Hubert Kowalski (z lewej) i Piotr Pałka Agata Combik /GN – W obecnej edycji warsztatów jest bardzo dużo praktycznych ćwiczeń – podkreśla pani Joanna, członkini parafialnego chóru ze Strachocina. – Uderzająca jest atmosfera głębokiej modlitwy. Prowadzący warsztaty są ludźmi głęboko wierzącymi, to widać. Co najbardziej zapadło mi w pamięć? Chyba chorał gregoriański, utwór „Ave verum Corpus”.
Chorał i łacina porwały także panią Marię. – Nauka, śpiew i rekolekcje – mamy tu wszystko razem – dodaje. – To już trzecia edycja naszych warsztatów. Poprzednie odbywały się w Wielkim Poście, obecne nie są wpisane w konkretny okres liturgiczny, ale poświęcone „Pieśniom pełnym Ducha” – mówi Piotr Lach, organista z parafii NMP Bolesnej, organizator muzycznego spotkania. Zajęcia odbywały się w dwóch sekcjach – instrumentalnej i wokalnej. Wśród uczestników byli zarówno ludzie bardzo młodzi (nawet uczeń szkoły podstawowej), jak i w wieku dojrzałym, amatorzy i osoby mające już pewne doświadczenie muzyczne, ludzie świeccy, siostry ze Zgromadzenia Matki Bożej Miłosierdzia, a także księża, którzy przyjechali z grupami młodzieży – z wrocławskich Pawłowic i z Tarnowskich Gór.
U św. Jacka Agata Combik /GN – Część osób tu obecnych nie po raz pierwszy uczestniczy w takich warsztatach. Sporo ludzi należy do działających w okolicy chórów, starają się wciąż poszerzać swój repertuar – wyjaśnia Łukasz Panicz. – Dzięki warsztatom także i w przedszkolu czuć jakby powiew nowego ducha. Nasze panie z radością angażują się w przygotowania, choćby staranne wykonanie dekoracji. A i same korzystają z warsztatów. Przy niektórych pieśniach aż chciałoby się zatańczyć – mówi dyrektor placówki Bożena Panek.

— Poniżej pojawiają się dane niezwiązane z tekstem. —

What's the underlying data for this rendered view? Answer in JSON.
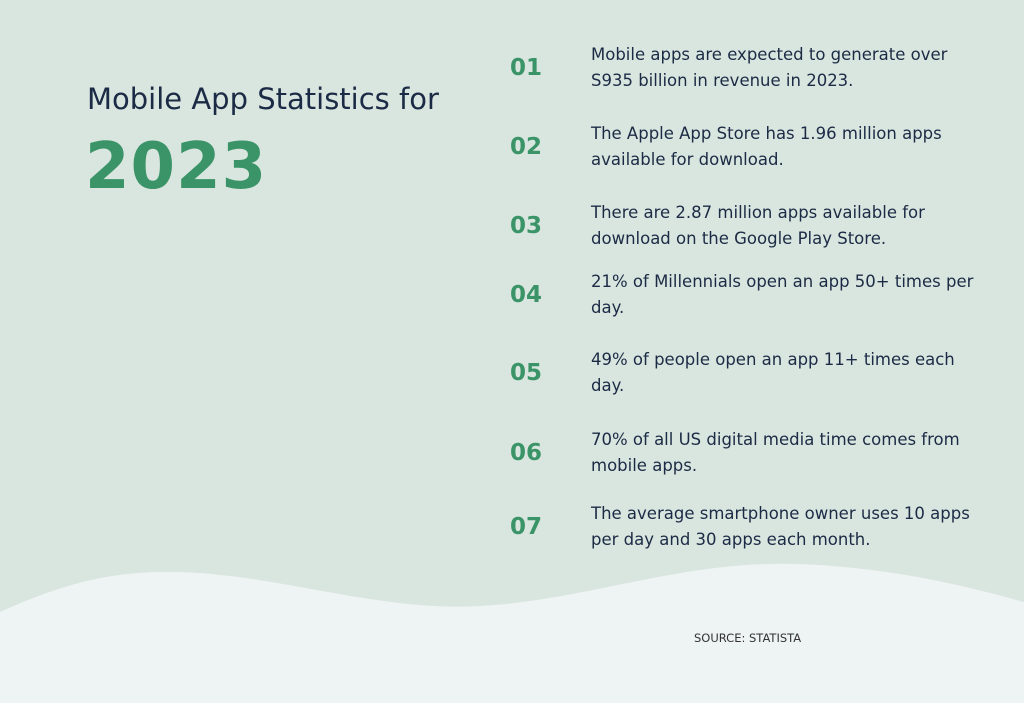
{
  "header": {
    "title": "Mobile App Statistics for",
    "year": "2023"
  },
  "items": [
    {
      "number": "01",
      "text": "Mobile apps are expected to generate over S935 billion in revenue in 2023."
    },
    {
      "number": "02",
      "text": "The Apple App Store has 1.96 million apps available for download."
    },
    {
      "number": "03",
      "text": "There are 2.87 million apps available for download on the Google Play Store."
    },
    {
      "number": "04",
      "text": "21% of Millennials open an app 50+ times per day."
    },
    {
      "number": "05",
      "text": "49% of people open an app 11+ times each day."
    },
    {
      "number": "06",
      "text": "70% of all US digital media time comes from mobile apps."
    },
    {
      "number": "07",
      "text": "The average smartphone owner uses 10 apps per day and 30 apps each month."
    }
  ],
  "source": "SOURCE: STATISTA"
}
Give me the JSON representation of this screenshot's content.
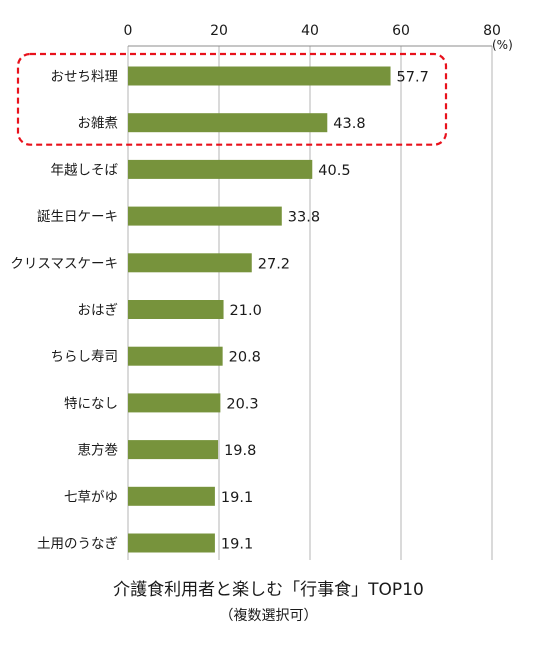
{
  "chart_data": {
    "type": "bar",
    "orientation": "horizontal",
    "title": "介護食利用者と楽しむ「行事食」TOP10",
    "subtitle": "（複数選択可）",
    "unit": "(%)",
    "xlim": [
      0,
      80
    ],
    "ticks": [
      "0",
      "20",
      "40",
      "60",
      "80"
    ],
    "tick_values": [
      0,
      20,
      40,
      60,
      80
    ],
    "categories": [
      "おせち料理",
      "お雑煮",
      "年越しそば",
      "誕生日ケーキ",
      "クリスマスケーキ",
      "おはぎ",
      "ちらし寿司",
      "特になし",
      "恵方巻",
      "七草がゆ",
      "土用のうなぎ"
    ],
    "values": [
      57.7,
      43.8,
      40.5,
      33.8,
      27.2,
      21.0,
      20.8,
      20.3,
      19.8,
      19.1,
      19.1
    ],
    "value_labels": [
      "57.7",
      "43.8",
      "40.5",
      "33.8",
      "27.2",
      "21.0",
      "20.8",
      "20.3",
      "19.8",
      "19.1",
      "19.1"
    ],
    "highlighted": [
      "おせち料理",
      "お雑煮"
    ],
    "bar_color": "#77933c",
    "highlight_color": "#e8111c",
    "gridlines": true,
    "axis_position": "top"
  }
}
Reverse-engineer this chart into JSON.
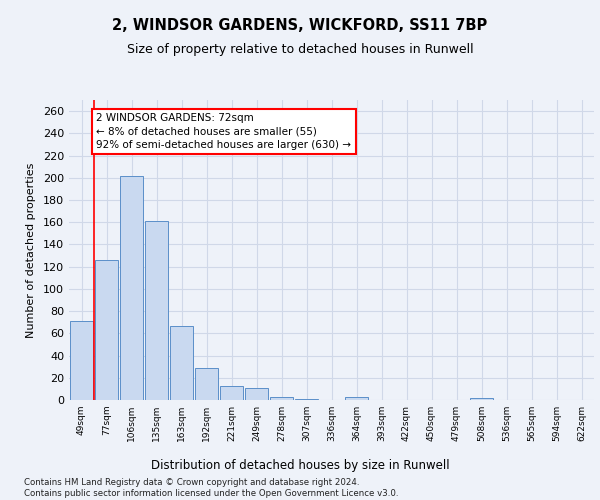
{
  "title1": "2, WINDSOR GARDENS, WICKFORD, SS11 7BP",
  "title2": "Size of property relative to detached houses in Runwell",
  "xlabel": "Distribution of detached houses by size in Runwell",
  "ylabel": "Number of detached properties",
  "categories": [
    "49sqm",
    "77sqm",
    "106sqm",
    "135sqm",
    "163sqm",
    "192sqm",
    "221sqm",
    "249sqm",
    "278sqm",
    "307sqm",
    "336sqm",
    "364sqm",
    "393sqm",
    "422sqm",
    "450sqm",
    "479sqm",
    "508sqm",
    "536sqm",
    "565sqm",
    "594sqm",
    "622sqm"
  ],
  "values": [
    71,
    126,
    202,
    161,
    67,
    29,
    13,
    11,
    3,
    1,
    0,
    3,
    0,
    0,
    0,
    0,
    2,
    0,
    0,
    0,
    0
  ],
  "bar_color": "#c9d9f0",
  "bar_edge_color": "#5b8fc9",
  "grid_color": "#d0d8e8",
  "annotation_text": "2 WINDSOR GARDENS: 72sqm\n← 8% of detached houses are smaller (55)\n92% of semi-detached houses are larger (630) →",
  "annotation_box_color": "white",
  "annotation_box_edge_color": "red",
  "marker_line_color": "red",
  "ylim": [
    0,
    270
  ],
  "yticks": [
    0,
    20,
    40,
    60,
    80,
    100,
    120,
    140,
    160,
    180,
    200,
    220,
    240,
    260
  ],
  "footer": "Contains HM Land Registry data © Crown copyright and database right 2024.\nContains public sector information licensed under the Open Government Licence v3.0.",
  "bg_color": "#eef2f9"
}
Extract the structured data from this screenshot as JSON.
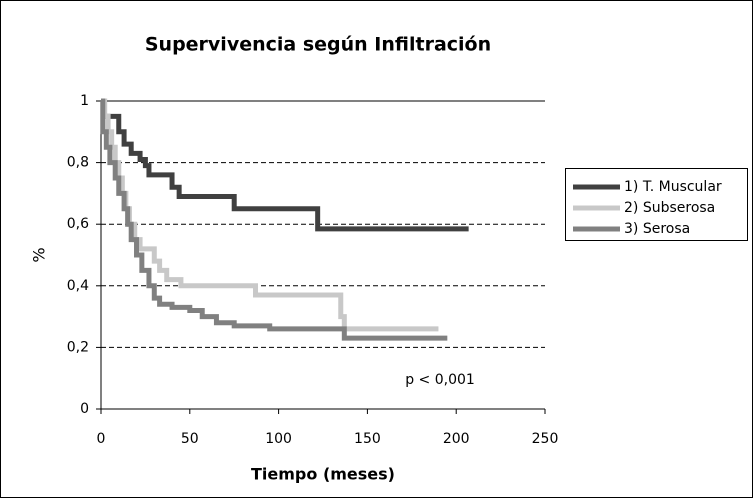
{
  "chart_data": {
    "type": "line",
    "step": true,
    "title": "Supervivencia según Infiltración",
    "x_label": "Tiempo (meses)",
    "y_label": "%",
    "annotation": "p < 0,001",
    "xlim": [
      0,
      250
    ],
    "xticks": [
      0,
      50,
      100,
      150,
      200,
      250
    ],
    "ylim": [
      0,
      1
    ],
    "yticks": [
      0,
      {
        "value": 0.2,
        "label": "0,2"
      },
      {
        "value": 0.4,
        "label": "0,4"
      },
      {
        "value": 0.6,
        "label": "0,6"
      },
      {
        "value": 0.8,
        "label": "0,8"
      },
      1
    ],
    "grid": true,
    "legend": "right",
    "series": [
      {
        "name": "1) T. Muscular",
        "color": "#404040",
        "x": [
          0,
          2,
          10,
          13,
          17,
          22,
          25,
          27,
          40,
          44,
          75,
          122,
          207
        ],
        "values": [
          1,
          0.95,
          0.9,
          0.86,
          0.83,
          0.81,
          0.79,
          0.76,
          0.72,
          0.69,
          0.65,
          0.585,
          0.585
        ]
      },
      {
        "name": "2) Subserosa",
        "color": "#c8c8c8",
        "x": [
          0,
          2,
          4,
          6,
          8,
          10,
          12,
          14,
          16,
          19,
          22,
          30,
          33,
          37,
          45,
          87,
          135,
          137,
          190
        ],
        "values": [
          1,
          0.95,
          0.9,
          0.85,
          0.8,
          0.75,
          0.7,
          0.65,
          0.6,
          0.55,
          0.52,
          0.48,
          0.45,
          0.42,
          0.4,
          0.37,
          0.3,
          0.26,
          0.26
        ]
      },
      {
        "name": "3) Serosa",
        "color": "#808080",
        "x": [
          0,
          1,
          3,
          5,
          8,
          10,
          13,
          15,
          17,
          20,
          23,
          27,
          30,
          33,
          40,
          50,
          57,
          65,
          75,
          95,
          137,
          195
        ],
        "values": [
          1,
          0.9,
          0.85,
          0.8,
          0.75,
          0.7,
          0.65,
          0.6,
          0.55,
          0.5,
          0.45,
          0.4,
          0.36,
          0.34,
          0.33,
          0.32,
          0.3,
          0.28,
          0.27,
          0.26,
          0.23,
          0.23
        ]
      }
    ]
  }
}
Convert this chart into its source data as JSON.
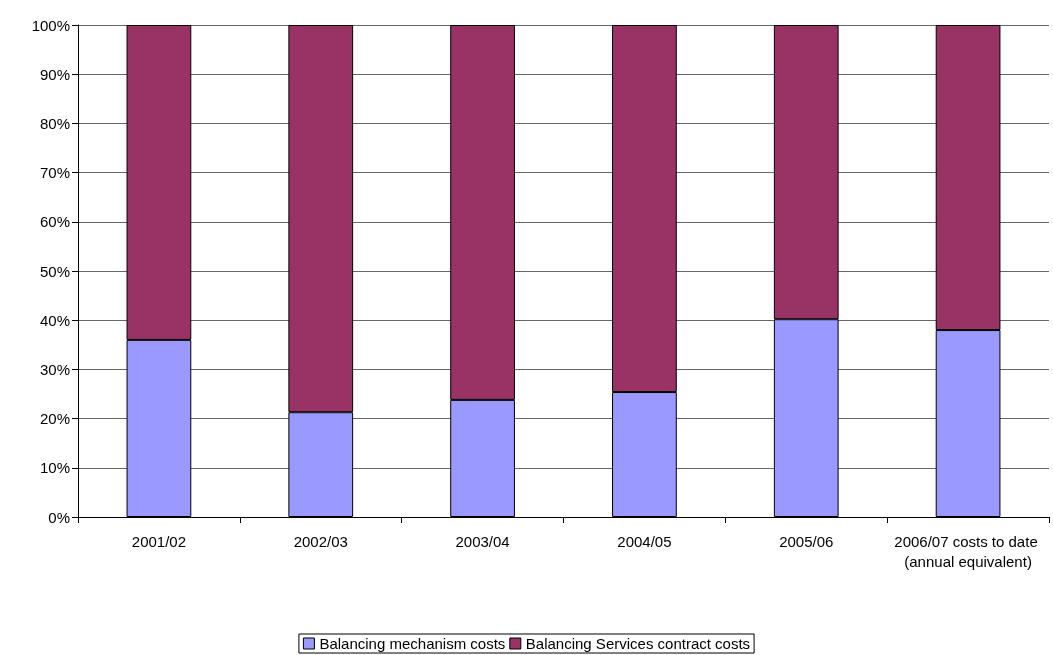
{
  "chart_data": {
    "type": "bar",
    "stacked": true,
    "categories": [
      "2001/02",
      "2002/03",
      "2003/04",
      "2004/05",
      "2005/06",
      "2006/07 costs to date (annual equivalent)"
    ],
    "series": [
      {
        "name": "Balancing mechanism costs",
        "color": "#9999ff",
        "values": [
          36.0,
          21.3,
          23.8,
          25.4,
          40.2,
          38.0
        ]
      },
      {
        "name": "Balancing Services contract costs",
        "color": "#993366",
        "values": [
          64.0,
          78.7,
          76.2,
          74.6,
          59.8,
          62.0
        ]
      }
    ],
    "ylim": [
      0,
      100
    ],
    "yticks": [
      {
        "value": 0,
        "label": "0%"
      },
      {
        "value": 10,
        "label": "10%"
      },
      {
        "value": 20,
        "label": "20%"
      },
      {
        "value": 30,
        "label": "30%"
      },
      {
        "value": 40,
        "label": "40%"
      },
      {
        "value": 50,
        "label": "50%"
      },
      {
        "value": 60,
        "label": "60%"
      },
      {
        "value": 70,
        "label": "70%"
      },
      {
        "value": 80,
        "label": "80%"
      },
      {
        "value": 90,
        "label": "90%"
      },
      {
        "value": 100,
        "label": "100%"
      }
    ],
    "grid": "y",
    "legend": "bottom"
  }
}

Nauce śpiewu towarzyszyły modlitwa i wyraziste świadectwa o tym, jak muzyka może wpływać na człowieka. Nie brakło adoracji Najświętszego Sakramentu, Koronki do Bożego Miłosierdzia. – Zdecydowanie nie chodzi tylko o naukę śpiewu, ale przede wszystkim naukę, jak tym śpiewem modlić się w kościele – podkreśla P. Pałka. – Widać, że w całej Polsce ludzie z potrzeby serca, pewnie pod wpływem Ducha Świętego, gromadzą się, by razem śpiewać, uczyć się śpiewu liturgicznego. Jest jakieś poruszenie w tym kierunku...
– Liturgia, zwłaszcza niedzielna, domaga się piękna, domaga się, by ludzie nie obawiali się śpiewu, by zrozumieli, że od każdego z nas zależy, jak celebracja będzie wyglądać – mówi H. Kowalski.